General

Liberating the American People Back to the Spirit of Jazz

Gilad Atzmon 06/06/2020
I am a jazz artist, I have dedicated my entire adult life to the study of Black American music and culture. Jazz is certainly the most important and maybe, the only significant American contribution to world culture. And the next question is, where is Black American jazz now? Why did Black Americans lose interest in their own fantastic creation?

One answer is that Jazz was born out of resistance. It was fuelled by defiance of the ‘American dream’: instead of seeking mammon, wealth and power, our Black artistic founding fathers sacrificed their lives for the sake of beauty. They literally killed themselves searching for new voices, sounds, colours. They left us with a great legacy but their offspring moved on to new artistic domains such as Hip Hop and Rap. 
For the people who made Jazz into an art form, music was a revolutionary spirit. For Bird, Now’s the Time meant that time was ripe for social change. For John Coltrane, Alabama was the appropriate answer to the KKK’s Baptist Church bombing that killed four African-American girls.
When Jazz meant something it wasn’t a language of victimhood. Quite the opposite, Jazz was a message of defiance: everything you can do, we, the Black people, can do better. And that is the truth, no one has managed to do it better than Trane, Bird, Miles, Elvin, Sonny, Blakey, Duke, Ella and many others.
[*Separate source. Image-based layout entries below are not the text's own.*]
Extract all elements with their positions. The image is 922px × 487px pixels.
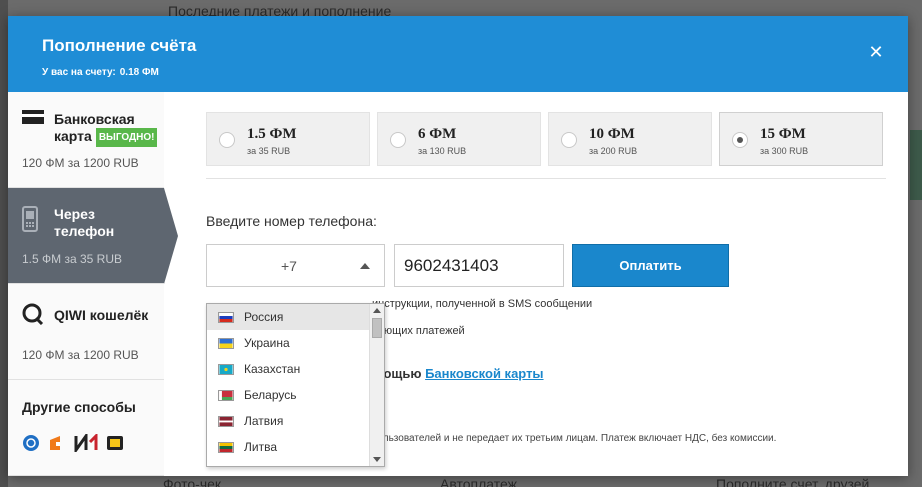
background-text-2: Автоплатеж: [440, 476, 517, 487]
country-option-latvia[interactable]: Латвия: [207, 408, 371, 434]
background-text-1: Фото-чек: [163, 476, 222, 487]
caret-up-icon: [360, 263, 370, 269]
sidebar-item-title: Через телефон: [54, 206, 115, 239]
profitable-badge: ВЫГОДНО!: [95, 128, 158, 147]
amount-option-3[interactable]: 10 ФМ за 200 RUB: [548, 112, 712, 166]
sms-instruction-text: инструкции, полученной в SMS сообщении: [372, 298, 593, 310]
amount-price: за 200 RUB: [589, 146, 638, 156]
kazakhstan-flag-icon: [218, 364, 234, 375]
country-option-russia[interactable]: Россия: [207, 304, 371, 330]
amount-option-2[interactable]: 6 ФМ за 130 RUB: [377, 112, 541, 166]
amount-price: за 300 RUB: [760, 146, 809, 156]
balance-label: У вас на счету:: [42, 67, 116, 78]
country-label: Литва: [244, 440, 277, 454]
dropdown-scrollbar[interactable]: [369, 304, 384, 466]
ii-icon[interactable]: [74, 434, 100, 452]
bank-card-link[interactable]: Банковской карты: [425, 366, 543, 381]
privacy-note: пользователей и не передает их третьим л…: [372, 433, 777, 444]
radio-button[interactable]: [390, 132, 406, 148]
country-label: Латвия: [244, 414, 284, 428]
scroll-up-arrow-icon[interactable]: [373, 308, 381, 313]
phone-label: Введите номер телефона:: [206, 213, 377, 229]
phone-number-input[interactable]: [394, 244, 564, 287]
radio-button-selected[interactable]: [732, 132, 748, 148]
sidebar-item-subtitle: 120 ФМ за 1200 RUB: [22, 348, 139, 362]
amount-option-1[interactable]: 1.5 ФМ за 35 RUB: [206, 112, 370, 166]
yandex-money-icon[interactable]: [48, 434, 66, 452]
amount-option-4[interactable]: 15 ФМ за 300 RUB: [719, 112, 883, 166]
belarus-flag-icon: [218, 390, 234, 401]
country-option-ukraine[interactable]: Украина: [207, 330, 371, 356]
amount-value: 6 ФМ: [418, 126, 457, 142]
background-right-strip: [910, 130, 922, 200]
sidebar-item-subtitle: 1.5 ФМ за 35 RUB: [22, 252, 122, 266]
country-code-select[interactable]: +7: [206, 244, 385, 287]
russia-flag-icon: [218, 312, 234, 323]
amount-value: 15 ФМ: [760, 126, 806, 142]
country-label: Беларусь: [244, 388, 297, 402]
country-option-kazakhstan[interactable]: Казахстан: [207, 356, 371, 382]
radio-button[interactable]: [561, 132, 577, 148]
amount-price: за 35 RUB: [247, 146, 291, 156]
qiwi-icon: [22, 303, 44, 325]
background-left-strip: [0, 0, 8, 487]
bank-card-option-text: мощью Банковской карты: [374, 366, 544, 381]
payment-method-sidebar: Банковская карта ВЫГОДНО! 120 ФМ за 1200 …: [8, 92, 178, 476]
modal-title: Пополнение счёта: [42, 36, 197, 55]
scroll-down-arrow-icon[interactable]: [373, 457, 381, 462]
scroll-thumb[interactable]: [372, 318, 382, 338]
next-payments-text: дующих платежей: [372, 325, 465, 337]
lithuania-flag-icon: [218, 442, 234, 453]
country-dropdown[interactable]: Россия Украина Казахстан Беларусь Латвия: [206, 303, 385, 467]
modal-header: Пополнение счёта У вас на счету: 0.18 ФМ …: [8, 16, 908, 92]
country-label: Казахстан: [244, 362, 301, 376]
latvia-flag-icon: [218, 416, 234, 427]
sidebar-item-phone[interactable]: Через телефон 1.5 ФМ за 35 RUB: [8, 188, 178, 284]
sidebar-item-subtitle: 120 ФМ за 1200 RUB: [22, 156, 139, 170]
sidebar-item-qiwi[interactable]: QIWI кошелёк 120 ФМ за 1200 RUB: [8, 284, 164, 380]
amount-value: 1.5 ФМ: [247, 126, 297, 142]
balance-line: У вас на счету: 0.18 ФМ: [42, 67, 159, 78]
sidebar-item-bank-card[interactable]: Банковская карта ВЫГОДНО! 120 ФМ за 1200 …: [8, 92, 164, 188]
amount-value: 10 ФМ: [589, 126, 635, 142]
background-text-3: Пополните счет, друзей: [716, 476, 870, 487]
country-code-value: +7: [281, 258, 297, 274]
mobile-phone-icon: [22, 206, 38, 232]
yandex-wallet-icon[interactable]: [106, 434, 124, 452]
radio-button[interactable]: [219, 132, 235, 148]
sidebar-item-title: Другие способы: [22, 399, 136, 415]
pay-button[interactable]: Оплатить: [572, 244, 729, 287]
country-option-belarus[interactable]: Беларусь: [207, 382, 371, 408]
top-up-modal: Пополнение счёта У вас на счету: 0.18 ФМ …: [8, 16, 908, 476]
sidebar-item-title: QIWI кошелёк: [54, 307, 149, 323]
ukraine-flag-icon: [218, 338, 234, 349]
country-option-lithuania[interactable]: Литва: [207, 434, 371, 460]
divider: [206, 178, 886, 179]
balance-value: 0.18 ФМ: [119, 67, 159, 78]
sidebar-item-title: Банковская карта ВЫГОДНО!: [54, 111, 158, 147]
sidebar-item-other-methods[interactable]: Другие способы: [8, 380, 164, 476]
bank-card-icon: [22, 110, 44, 124]
webmoney-icon[interactable]: [22, 434, 40, 452]
country-label: Украина: [244, 336, 290, 350]
close-icon[interactable]: ✕: [868, 43, 884, 61]
country-label: Россия: [244, 310, 284, 324]
amount-price: за 130 RUB: [418, 146, 467, 156]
These artists did not beg for Wall Street funding, they didn’t ask for others to join their struggle: instead, they made the rest of us beg for their beauty, their art and their spirit to illuminate and liberate us. It didn’t take long before America’s elite realised that Jazz was the best Ambassador for America around the world. And all of this happened while Black Americans were subject to apartheid, especially in the South. It would be reasonable to believe that it was Jazz’s transformation into the ‘Voice of America’ that became a major factor in the liberation of the Black south.
Sadly, Jazz lost its soul a decade or two ago. It went from the voice of resistance to what has gradually been reduced into an ‘academic matter,’ a ‘system of knowledge.’ Nowadays, many young jazz musicians are ‘music college graduates.’ They may be very fast and sophisticated but have very little to say and, in most cases, they prefer not to say anything. Some may believe that saying something defies their ‘artistic objectives’ as it blurs the distinction between art and politics. I am afraid that they are wrong. For Jazz to be a meaningful art form, it better be revolutionary to the core. Jazz is, before anything else, the sound of freedom.
For a while, we have witnessed contemporary Jazz deteriorate into a meaningless technical exercise. Jazz, basically, died on us. Did this artistic demise anticipate the collapse of American civilization and America’s self-image as a ‘free society?’
Why did Jazz die? Because Black Americans lost interest in their original art form. Why did they lose interest? Largely because their art, like every other aspect of the American culture, finance, media, spirit and dream has been occupied.
Along with other Jazz artists and humanists, I hate racism in all forms. Yet, I want to see people celebrating their symptoms. I am one of those guys who want to see Germans writing philosophy and composing symphonies again. I want to see people celebrating their own unique cultures as long as they don’t do it at the expense of others. More than anything else, I want Black people proud of what they are. I wish that they will, once again, lead us back to the path of beauty that they, more than any other people, introduced to us all. I hope Black America will give us a young Trane, a fresh upcoming Bird, the next Sarah Vaughan, a Miles character. I want to see Black Americans hypnotising us with their talents, celebrating their greatness. I want them to be the American Ambassadors they once were rather than victims of America’s abuse. I guess that instead of sending American soldiers to liberate other people in criminal neocon wars the time is ripe for America to liberate itself.